Oct 22, 2012

Should public schools allow clergy to come onto campus and proselytize students?

Of course not.

So it’s good to learn that an Indiana public school has cancelled a youth pastor’s lunchtime visits to Summit Middle School in Ft. Wayne. It’s just too bad that it took a lawsuit in federal district court to reach that reasonable result.

According to an Associated Press account, John and Linda Buchanan brought the legal action after a minister from a local church regularly stopped by their 11-year-old daughter’s school.

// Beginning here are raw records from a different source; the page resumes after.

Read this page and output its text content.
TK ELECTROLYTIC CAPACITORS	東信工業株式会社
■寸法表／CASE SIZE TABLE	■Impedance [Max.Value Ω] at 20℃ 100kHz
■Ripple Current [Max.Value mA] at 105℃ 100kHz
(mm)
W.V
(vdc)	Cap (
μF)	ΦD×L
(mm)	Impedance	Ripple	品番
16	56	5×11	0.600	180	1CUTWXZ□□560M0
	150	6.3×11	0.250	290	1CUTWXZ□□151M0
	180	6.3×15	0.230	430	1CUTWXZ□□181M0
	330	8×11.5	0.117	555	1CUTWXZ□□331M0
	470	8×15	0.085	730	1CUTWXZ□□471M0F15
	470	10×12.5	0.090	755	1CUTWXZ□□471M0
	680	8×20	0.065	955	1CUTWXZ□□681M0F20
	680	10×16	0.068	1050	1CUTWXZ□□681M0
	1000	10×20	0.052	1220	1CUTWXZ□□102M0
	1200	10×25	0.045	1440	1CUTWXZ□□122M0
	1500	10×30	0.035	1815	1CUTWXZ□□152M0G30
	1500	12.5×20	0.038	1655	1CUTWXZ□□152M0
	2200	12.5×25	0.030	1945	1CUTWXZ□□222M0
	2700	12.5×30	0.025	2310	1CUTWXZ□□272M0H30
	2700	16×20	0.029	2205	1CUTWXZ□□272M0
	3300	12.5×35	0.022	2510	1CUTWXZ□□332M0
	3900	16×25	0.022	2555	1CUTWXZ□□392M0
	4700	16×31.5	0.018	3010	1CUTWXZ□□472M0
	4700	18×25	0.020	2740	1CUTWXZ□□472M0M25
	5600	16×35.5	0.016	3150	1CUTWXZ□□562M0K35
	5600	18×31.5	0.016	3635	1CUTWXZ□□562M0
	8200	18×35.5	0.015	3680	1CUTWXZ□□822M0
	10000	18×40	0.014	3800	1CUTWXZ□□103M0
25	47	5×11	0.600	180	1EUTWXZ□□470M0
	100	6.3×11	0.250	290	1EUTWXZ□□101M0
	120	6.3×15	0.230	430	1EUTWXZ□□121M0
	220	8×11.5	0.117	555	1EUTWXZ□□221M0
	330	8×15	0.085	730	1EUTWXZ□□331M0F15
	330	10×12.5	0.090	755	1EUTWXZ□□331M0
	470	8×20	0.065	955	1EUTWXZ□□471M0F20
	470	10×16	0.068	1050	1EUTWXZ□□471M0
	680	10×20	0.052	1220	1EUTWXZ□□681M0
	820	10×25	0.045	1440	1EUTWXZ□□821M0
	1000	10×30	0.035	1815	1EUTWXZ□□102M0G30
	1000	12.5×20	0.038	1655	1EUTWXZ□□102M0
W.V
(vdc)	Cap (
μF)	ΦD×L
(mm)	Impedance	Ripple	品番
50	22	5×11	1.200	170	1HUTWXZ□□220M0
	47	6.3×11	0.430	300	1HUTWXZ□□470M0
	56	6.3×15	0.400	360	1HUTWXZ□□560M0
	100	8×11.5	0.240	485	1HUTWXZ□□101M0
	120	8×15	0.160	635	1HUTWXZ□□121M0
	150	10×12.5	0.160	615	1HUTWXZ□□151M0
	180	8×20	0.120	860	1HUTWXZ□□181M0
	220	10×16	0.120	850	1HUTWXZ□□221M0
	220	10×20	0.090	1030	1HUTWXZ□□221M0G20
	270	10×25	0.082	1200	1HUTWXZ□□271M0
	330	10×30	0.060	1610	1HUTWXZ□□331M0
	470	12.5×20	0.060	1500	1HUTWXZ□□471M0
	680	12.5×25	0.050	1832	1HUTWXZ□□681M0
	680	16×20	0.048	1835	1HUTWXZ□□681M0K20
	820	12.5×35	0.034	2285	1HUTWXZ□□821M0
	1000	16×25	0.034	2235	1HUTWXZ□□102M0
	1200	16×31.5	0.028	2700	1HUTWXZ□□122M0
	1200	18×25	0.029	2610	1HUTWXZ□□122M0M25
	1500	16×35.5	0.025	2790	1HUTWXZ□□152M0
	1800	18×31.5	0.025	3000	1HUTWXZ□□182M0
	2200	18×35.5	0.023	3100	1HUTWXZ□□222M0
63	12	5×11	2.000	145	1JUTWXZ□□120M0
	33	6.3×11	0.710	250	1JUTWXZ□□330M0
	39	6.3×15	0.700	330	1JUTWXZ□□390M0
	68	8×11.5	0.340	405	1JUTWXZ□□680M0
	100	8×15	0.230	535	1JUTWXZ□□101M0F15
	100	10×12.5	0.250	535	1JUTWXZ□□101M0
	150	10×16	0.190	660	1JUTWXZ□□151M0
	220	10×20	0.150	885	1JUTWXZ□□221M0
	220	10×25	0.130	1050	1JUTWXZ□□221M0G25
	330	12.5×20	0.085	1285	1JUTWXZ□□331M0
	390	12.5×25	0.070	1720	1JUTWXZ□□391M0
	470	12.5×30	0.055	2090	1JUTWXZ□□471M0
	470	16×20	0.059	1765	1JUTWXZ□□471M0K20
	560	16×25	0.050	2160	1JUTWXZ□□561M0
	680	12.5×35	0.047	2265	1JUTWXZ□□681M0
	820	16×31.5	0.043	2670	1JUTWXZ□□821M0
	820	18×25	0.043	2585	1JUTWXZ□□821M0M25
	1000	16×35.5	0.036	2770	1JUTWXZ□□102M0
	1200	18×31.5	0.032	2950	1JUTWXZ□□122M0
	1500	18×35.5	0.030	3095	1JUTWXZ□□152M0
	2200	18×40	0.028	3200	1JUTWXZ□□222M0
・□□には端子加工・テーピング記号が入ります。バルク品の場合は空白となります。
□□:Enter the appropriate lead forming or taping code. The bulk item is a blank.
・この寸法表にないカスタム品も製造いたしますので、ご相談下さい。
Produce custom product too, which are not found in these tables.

The pastor reportedly handed out materials and moved from table to table, talking with the children.

Linda Buchanan told the AP that she and other parents were surprised to learn about the religious outreach and felt it was clearly wrong.

"We're not a bunch of heathens," Linda Buchanan said. "We're not anti-religion; we're anti-religion in public school."

The Buchanans’ lawsuit was filed with the help of the Indiana ACLU at 8:45 last Friday morning, and at 9:00 an attorney for the Southwest Allen County Schools called the civil liberties group to say that the clergy visits have ended.

I’m glad school officials took the right course of action. But I’m perplexed as to why it took federal litigation to get to this point.

Public schools serve children from many different faith traditions as well as some whose families follow no spiritual path at all. To allow a clergyman from The Chapel, an evangelical Christian church in Ft. Wayne, to have special access to students violates the rights of parents to raise their children as they see fit.

It is also a clear violation of the Constitution. The public school system, as an arm of the government, may not favor one religion over others or favor religion over non-religion.

Imagine the uproar if clergy representing Islam, Hinduism, Buddhism, Scientology or some other faith were given access to public school students.

Churches and other houses of worship are perfectly free to operate youth ministries. But they must not take advantage of the captive audience at public schools to win recruits.